Less than one year to finish my PhD -if everything goes as it is supposed, and bad luck and me do not cross paths-, so it is a good time to know what we should expect when we start working for real -with good salary and these things. In the last issue of JEP we can find a quite interesting article for this: ‘The Research Productivity of New PhDs in Economics: The Surprisingly High Non-Success of the Successful’, by John P. Conley and Ali Sina Önder.

The authors collect data on economics PhD recipients from US and Canada and tracks their publications for the first 6 years after graduation (the duration of the typical tenure track). They rank the journals following a previous paper (Kalaitzidakis et al. (2003)); in particular, each publication is converted into a number of AER-equivalent. This method is a bit strange (2 REStuds = 1 AER? 3 JME (3!!!) = 1 AER?; and what about the top finance journals -JF, JFE, RFS?), but they also say that the results are qualitatively robust to the rank.

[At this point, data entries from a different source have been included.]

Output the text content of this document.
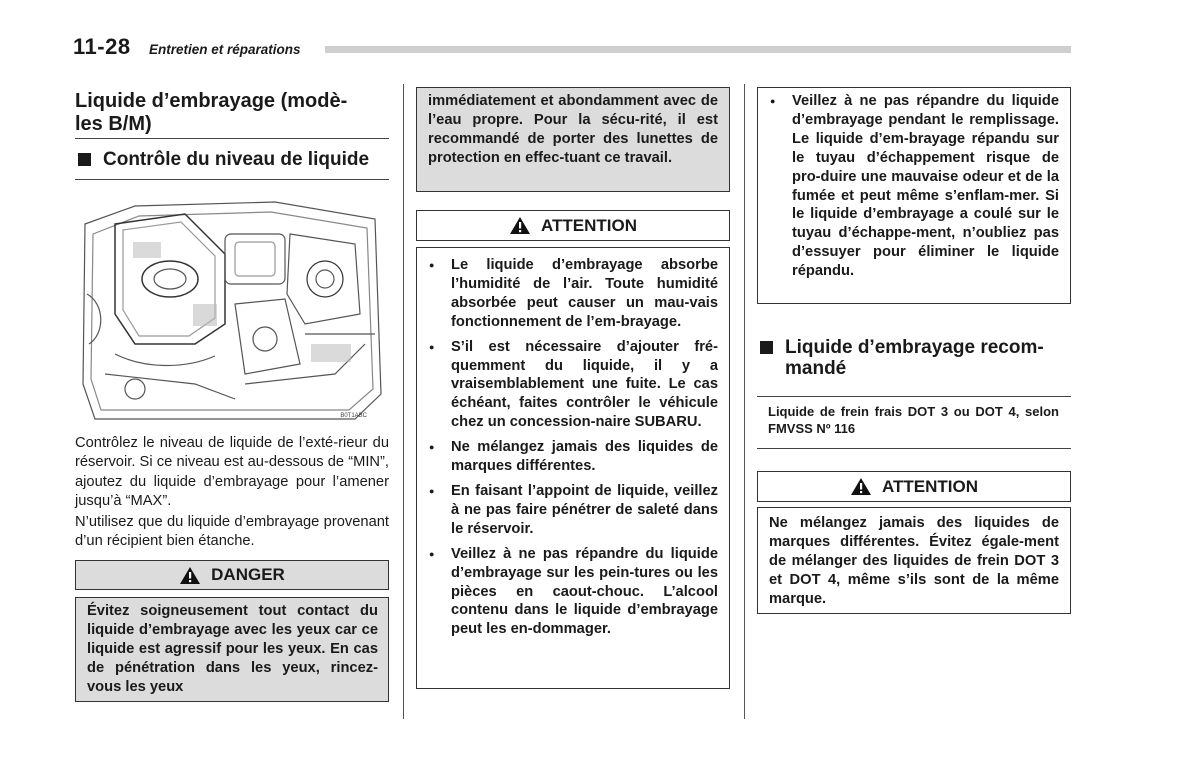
11-28 Entretien et réparations
Liquide d’embrayage (modè-
les B/M)
Contrôle du niveau de liquide
B0T1ABC

Contrôlez le niveau de liquide de l’exté-rieur du réservoir. Si ce niveau est au-dessous de “MIN”, ajoutez du liquide d’embrayage pour l’amener jusqu’à “MAX”.

N’utilisez que du liquide d’embrayage provenant d’un récipient bien étanche.

DANGER
Évitez soigneusement tout contact du liquide d’embrayage avec les yeux car ce liquide est agressif pour les yeux. En cas de pénétration dans les yeux, rincez-vous les yeux
immédiatement et abondamment avec de l’eau propre. Pour la sécu-rité, il est recommandé de porter des lunettes de protection en effec-tuant ce travail.
ATTENTION
● Le liquide d’embrayage absorbe l’humidité de l’air. Toute humidité absorbée peut causer un mau-vais fonctionnement de l’em-brayage.
● S’il est nécessaire d’ajouter fré-quemment du liquide, il y a vraisemblablement une fuite. Le cas échéant, faites contrôler le véhicule chez un concession-naire SUBARU.
● Ne mélangez jamais des liquides de marques différentes.
● En faisant l’appoint de liquide, veillez à ne pas faire pénétrer de saleté dans le réservoir.
● Veillez à ne pas répandre du liquide d’embrayage sur les pein-tures ou les pièces en caout-chouc. L’alcool contenu dans le liquide d’embrayage peut les en-dommager.
● Veillez à ne pas répandre du liquide d’embrayage pendant le remplissage. Le liquide d’em-brayage répandu sur le tuyau d’échappement risque de pro-duire une mauvaise odeur et de la fumée et peut même s’enflam-mer. Si le liquide d’embrayage a coulé sur le tuyau d’échappe-ment, n’oubliez pas d’essuyer pour éliminer le liquide répandu.
Liquide d’embrayage recom-
mandé
Liquide de frein frais DOT 3 ou DOT 4, selon FMVSS Nº 116
ATTENTION
Ne mélangez jamais des liquides de marques différentes. Évitez égale-ment de mélanger des liquides de frein DOT 3 et DOT 4, même s’ils sont de la même marque.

And what are the results? They find that only the very best (in terms of research production) of each department do particularly well, and that the rest tend to be very similar regardless of the department. In other words, a median PhD from Harvard / MIT / Chicago is not very different (in terms of research productivity) that the median from another less successful department. The results are striking because they are very strong, as can be seen in their first Figure:

Screen Shot 2014-08-12 at 21.16.48

One needs to mention Princeton and Rochester. Princeton ranks 3rd or better at each percentile (until the median, see Table 2). This means that their graduates are always among the best three institutions among equally ‘research-ranked’ colleagues. Something similar happens with Rochester, an institution that ranks ‘only’ 10th when we look at the starts but that is always among the three best for graduates below the 90th percentile.

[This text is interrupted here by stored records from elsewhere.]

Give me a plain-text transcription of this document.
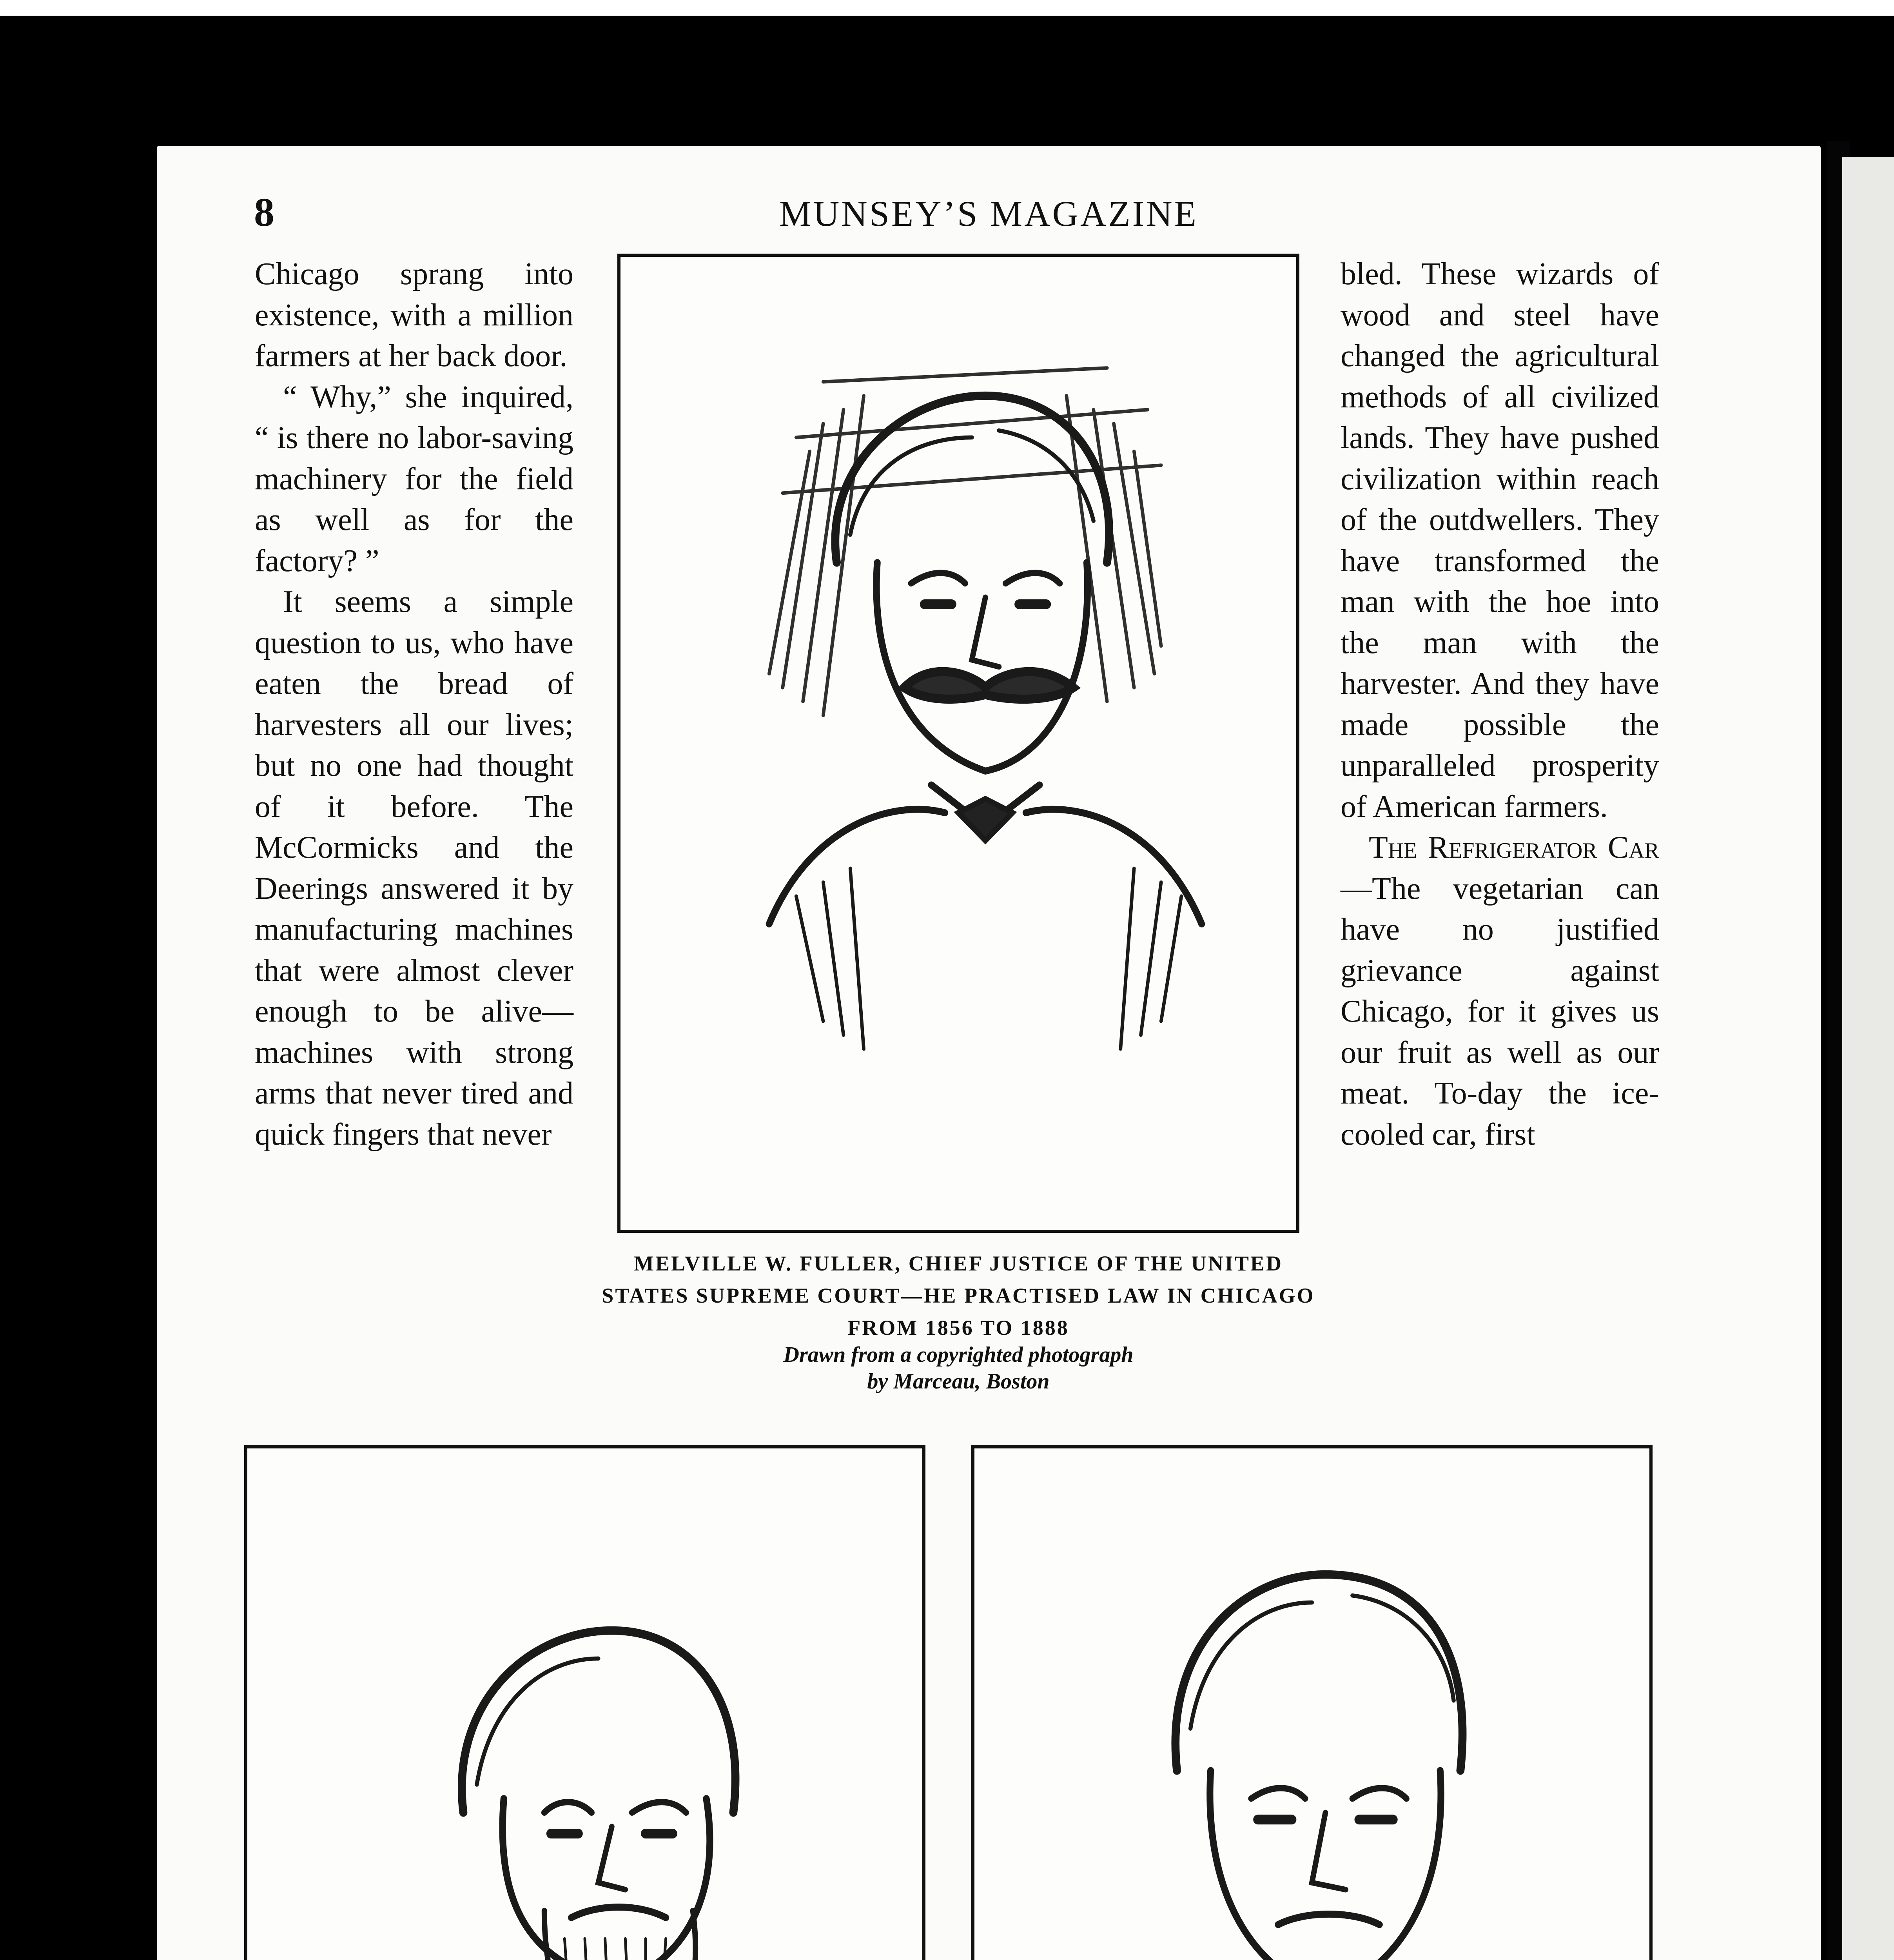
8	MUNSEY’S MAGAZINE

Chicago sprang into existence, with a million farmers at her back door.

“ Why,” she inquired, “ is there no labor-saving machinery for the field as well as for the factory? ”

It seems a simple question to us, who have eaten the bread of harvesters all our lives; but no one had thought of it before. The McCormicks and the Deerings answered it by manufacturing machines that were almost clever enough to be alive—machines with strong arms that never tired and quick fingers that never

MELVILLE W. FULLER, CHIEF JUSTICE OF THE UNITED STATES SUPREME COURT—HE PRACTISED LAW IN CHICAGO FROM 1856 TO 1888
Drawn from a copyrighted photograph
by Marceau, Boston

bled. These wizards of wood and steel have changed the agricultural methods of all civilized lands. They have pushed civilization within reach of the outdwellers. They have transformed the man with the hoe into the man with the harvester. And they have made possible the unparalleled prosperity of American farmers.

The Refrigerator Car—The vegetarian can have no justified grievance against Chicago, for it gives us our fruit as well as our meat. To-day the ice-cooled car, first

Another striking feature is that even for Top 5 institutions it takes a graduate among the best 20% to publish a single-authored AER-equivalent in their first 6 years.

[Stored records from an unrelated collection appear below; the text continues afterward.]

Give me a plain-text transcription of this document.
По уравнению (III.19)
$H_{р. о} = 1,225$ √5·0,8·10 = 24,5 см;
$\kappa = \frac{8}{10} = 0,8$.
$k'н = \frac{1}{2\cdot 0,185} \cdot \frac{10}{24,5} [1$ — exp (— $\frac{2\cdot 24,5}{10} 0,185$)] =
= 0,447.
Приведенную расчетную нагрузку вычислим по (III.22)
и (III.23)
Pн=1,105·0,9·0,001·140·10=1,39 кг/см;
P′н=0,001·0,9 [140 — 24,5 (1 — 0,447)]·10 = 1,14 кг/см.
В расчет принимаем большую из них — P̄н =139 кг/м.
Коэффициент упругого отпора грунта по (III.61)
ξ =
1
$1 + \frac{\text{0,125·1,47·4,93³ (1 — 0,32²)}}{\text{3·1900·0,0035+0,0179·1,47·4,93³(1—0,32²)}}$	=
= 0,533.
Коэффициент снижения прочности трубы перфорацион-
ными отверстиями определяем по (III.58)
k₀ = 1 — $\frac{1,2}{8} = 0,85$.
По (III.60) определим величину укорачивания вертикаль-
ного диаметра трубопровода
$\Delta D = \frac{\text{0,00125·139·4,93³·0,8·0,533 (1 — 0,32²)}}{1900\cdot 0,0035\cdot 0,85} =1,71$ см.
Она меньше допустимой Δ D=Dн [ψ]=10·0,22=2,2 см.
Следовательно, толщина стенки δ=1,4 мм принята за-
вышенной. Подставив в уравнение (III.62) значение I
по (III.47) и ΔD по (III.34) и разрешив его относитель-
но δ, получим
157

There might be some caveats, though. I have already complained about the journal ranking and the missing journals. Moreover, it is not clear whether the authors also consider those publications that are accepted but not published (i.e., ‘forthcoming’) at the end of the 6-year-period. Since the numbers are very small, excluding those publications might have a significant impact on the conclusions.

Despite these caveats, this highlights the difficulty to publish in the very top journals and the toughness of the tenure track of the top institutions.